On the moment of her mentioned name Dodo appeared at the long window of the drawing-room that opened upon the lawn. Simultaneously there was heard the buzz of a motor-car stopping at the front door just round the corner.

"Oh, all you darlings," said Dodo, in the style of the 'Omnia opera,' "are you going to bathe, or have you bathed? Berts, dear, we know that above the knee comes the thigh, without your showing us. Surely there are bigger dressing-gowns somewhere? Of course it does not matter: don't bother, and you've got beautiful legs, Berts."

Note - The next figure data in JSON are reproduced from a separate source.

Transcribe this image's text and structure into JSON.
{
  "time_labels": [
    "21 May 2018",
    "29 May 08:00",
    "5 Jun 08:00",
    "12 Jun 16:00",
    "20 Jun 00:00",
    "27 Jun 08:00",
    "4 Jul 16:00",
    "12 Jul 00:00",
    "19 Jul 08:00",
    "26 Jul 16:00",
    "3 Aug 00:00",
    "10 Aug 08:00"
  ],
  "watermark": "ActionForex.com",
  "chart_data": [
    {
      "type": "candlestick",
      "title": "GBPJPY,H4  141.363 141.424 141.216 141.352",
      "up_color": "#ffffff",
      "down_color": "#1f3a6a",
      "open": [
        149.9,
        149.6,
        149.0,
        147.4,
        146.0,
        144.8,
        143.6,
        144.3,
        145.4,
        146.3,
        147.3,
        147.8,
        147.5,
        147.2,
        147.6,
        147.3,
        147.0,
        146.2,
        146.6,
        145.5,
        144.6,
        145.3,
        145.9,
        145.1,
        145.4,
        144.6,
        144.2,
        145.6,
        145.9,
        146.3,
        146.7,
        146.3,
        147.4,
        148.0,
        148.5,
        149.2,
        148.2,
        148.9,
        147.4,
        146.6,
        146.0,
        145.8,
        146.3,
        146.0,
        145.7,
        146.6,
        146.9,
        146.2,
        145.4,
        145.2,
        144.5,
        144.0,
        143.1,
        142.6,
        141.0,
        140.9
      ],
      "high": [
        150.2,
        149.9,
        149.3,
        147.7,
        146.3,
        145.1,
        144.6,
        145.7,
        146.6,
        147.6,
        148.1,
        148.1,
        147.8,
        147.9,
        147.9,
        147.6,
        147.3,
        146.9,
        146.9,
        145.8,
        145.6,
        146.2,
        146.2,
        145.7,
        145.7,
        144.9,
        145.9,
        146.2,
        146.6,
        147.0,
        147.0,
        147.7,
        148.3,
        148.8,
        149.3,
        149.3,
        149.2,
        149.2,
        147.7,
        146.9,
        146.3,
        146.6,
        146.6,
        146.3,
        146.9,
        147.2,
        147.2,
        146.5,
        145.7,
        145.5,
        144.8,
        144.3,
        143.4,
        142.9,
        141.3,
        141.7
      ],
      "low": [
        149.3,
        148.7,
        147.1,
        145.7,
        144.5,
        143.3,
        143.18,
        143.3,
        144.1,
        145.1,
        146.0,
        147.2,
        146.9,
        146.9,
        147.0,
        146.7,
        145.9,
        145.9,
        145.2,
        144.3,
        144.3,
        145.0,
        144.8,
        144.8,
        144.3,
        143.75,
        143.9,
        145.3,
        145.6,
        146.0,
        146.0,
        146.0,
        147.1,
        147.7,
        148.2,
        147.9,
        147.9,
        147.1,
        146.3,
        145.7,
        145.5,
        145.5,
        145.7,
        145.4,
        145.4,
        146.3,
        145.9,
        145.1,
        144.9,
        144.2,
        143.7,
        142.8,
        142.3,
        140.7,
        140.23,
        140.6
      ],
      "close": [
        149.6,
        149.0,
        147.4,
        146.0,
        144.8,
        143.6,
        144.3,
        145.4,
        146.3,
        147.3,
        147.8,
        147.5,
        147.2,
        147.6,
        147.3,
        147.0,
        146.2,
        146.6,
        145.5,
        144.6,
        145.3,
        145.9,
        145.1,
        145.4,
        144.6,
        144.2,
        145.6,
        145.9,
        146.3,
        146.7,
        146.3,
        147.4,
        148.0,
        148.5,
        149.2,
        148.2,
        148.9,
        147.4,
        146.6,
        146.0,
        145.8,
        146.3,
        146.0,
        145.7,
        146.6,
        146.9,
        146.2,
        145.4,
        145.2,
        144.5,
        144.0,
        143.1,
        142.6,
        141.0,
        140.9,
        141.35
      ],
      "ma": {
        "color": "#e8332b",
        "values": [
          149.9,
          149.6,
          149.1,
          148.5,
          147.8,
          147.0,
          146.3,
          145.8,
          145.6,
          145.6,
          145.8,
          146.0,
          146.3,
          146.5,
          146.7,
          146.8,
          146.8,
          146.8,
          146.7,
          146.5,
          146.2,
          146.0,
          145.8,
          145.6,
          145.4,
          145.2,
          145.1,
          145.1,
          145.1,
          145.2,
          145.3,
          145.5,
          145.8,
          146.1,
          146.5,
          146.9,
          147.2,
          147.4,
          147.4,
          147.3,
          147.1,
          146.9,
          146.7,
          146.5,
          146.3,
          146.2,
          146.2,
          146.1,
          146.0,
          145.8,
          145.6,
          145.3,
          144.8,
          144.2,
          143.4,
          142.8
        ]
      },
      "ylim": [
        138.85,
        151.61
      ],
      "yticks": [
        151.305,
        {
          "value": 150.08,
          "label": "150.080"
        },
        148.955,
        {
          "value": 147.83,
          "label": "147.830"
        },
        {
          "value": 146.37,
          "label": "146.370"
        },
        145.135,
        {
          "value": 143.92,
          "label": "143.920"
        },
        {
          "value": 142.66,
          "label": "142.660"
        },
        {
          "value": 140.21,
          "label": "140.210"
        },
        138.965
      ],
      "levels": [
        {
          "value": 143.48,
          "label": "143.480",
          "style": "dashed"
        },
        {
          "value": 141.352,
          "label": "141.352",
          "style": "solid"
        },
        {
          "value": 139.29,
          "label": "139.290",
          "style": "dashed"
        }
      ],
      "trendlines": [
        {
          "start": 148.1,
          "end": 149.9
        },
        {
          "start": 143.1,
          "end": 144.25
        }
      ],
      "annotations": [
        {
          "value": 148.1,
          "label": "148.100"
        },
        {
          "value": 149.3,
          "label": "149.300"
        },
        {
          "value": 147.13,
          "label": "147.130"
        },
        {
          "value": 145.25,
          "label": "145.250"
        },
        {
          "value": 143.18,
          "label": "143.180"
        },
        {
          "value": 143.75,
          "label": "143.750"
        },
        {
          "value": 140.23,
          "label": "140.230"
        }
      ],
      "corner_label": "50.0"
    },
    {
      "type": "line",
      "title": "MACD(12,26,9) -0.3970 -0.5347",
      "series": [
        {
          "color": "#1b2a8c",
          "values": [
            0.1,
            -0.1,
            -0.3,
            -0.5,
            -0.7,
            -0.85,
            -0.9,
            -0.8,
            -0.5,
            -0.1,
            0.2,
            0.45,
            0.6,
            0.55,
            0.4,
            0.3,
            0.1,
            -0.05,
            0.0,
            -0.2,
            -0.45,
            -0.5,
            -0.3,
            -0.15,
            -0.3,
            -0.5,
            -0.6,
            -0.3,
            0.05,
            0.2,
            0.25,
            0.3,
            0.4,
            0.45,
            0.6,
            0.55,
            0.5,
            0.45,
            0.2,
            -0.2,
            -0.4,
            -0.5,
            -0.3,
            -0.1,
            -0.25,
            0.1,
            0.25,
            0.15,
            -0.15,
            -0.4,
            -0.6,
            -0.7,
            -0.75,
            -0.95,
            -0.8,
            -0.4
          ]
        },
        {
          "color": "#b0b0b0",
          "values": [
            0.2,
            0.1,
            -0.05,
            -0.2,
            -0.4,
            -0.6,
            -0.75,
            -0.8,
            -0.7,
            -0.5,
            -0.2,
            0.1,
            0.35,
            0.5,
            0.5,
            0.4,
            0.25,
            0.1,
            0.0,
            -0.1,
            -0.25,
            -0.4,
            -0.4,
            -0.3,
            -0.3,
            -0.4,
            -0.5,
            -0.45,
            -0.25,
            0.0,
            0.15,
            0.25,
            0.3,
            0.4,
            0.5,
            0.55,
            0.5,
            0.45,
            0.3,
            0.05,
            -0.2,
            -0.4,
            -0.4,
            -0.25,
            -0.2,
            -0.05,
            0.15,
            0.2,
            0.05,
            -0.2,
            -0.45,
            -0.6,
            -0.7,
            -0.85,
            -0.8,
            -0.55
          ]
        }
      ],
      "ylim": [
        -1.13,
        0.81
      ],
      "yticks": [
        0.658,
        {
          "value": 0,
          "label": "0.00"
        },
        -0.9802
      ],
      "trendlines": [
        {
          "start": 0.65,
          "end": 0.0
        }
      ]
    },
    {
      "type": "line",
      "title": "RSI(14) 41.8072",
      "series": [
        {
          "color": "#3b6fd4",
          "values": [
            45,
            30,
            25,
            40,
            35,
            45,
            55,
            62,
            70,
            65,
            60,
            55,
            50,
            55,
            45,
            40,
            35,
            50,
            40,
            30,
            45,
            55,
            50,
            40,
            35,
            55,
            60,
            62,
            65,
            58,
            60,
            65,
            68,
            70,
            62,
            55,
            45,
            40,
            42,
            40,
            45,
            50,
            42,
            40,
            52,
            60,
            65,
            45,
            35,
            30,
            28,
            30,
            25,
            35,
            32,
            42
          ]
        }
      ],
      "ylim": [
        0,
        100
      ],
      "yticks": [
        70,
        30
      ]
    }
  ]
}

"Aren't they lovely?" said Esther. "They ought to be put in plaster of Paris."

"But if you have bathed, why not dress?" said Dodo; "and if you haven't, why undress at present?"

"Oh, but it's both," said Berts, "and so is Esther. We have bathed, and are going to do it again, as soon as we've eaten enough tea."

Dodo looked appreciatively round.

"You refreshing children!" she said. "If I bathed directly after tea I should turn blue and green like a bruise. I have wasted all afternoon in looking at a box of novels from Melland's. I don't know what has happened to the novelists: their only object seems to tell you about utterly dull and sordid people. There is no longer any vitality in them: they are like leaders in the papers, full of reliable information. One instance shocked me: the heroine in 'No. 11 Lambeth Walk' went to Birmingham by a train that left Euston at 2:30 p. m. and her ticket cost nine shillings and twopence halfpenny. An awful misgiving seized me that it was all true and I rang for an A.B.C. and looked out Birmingham. It was so: there was a train at that hour and the tickets cost exactly that."

"How wretched!" said Nadine in a pained voice.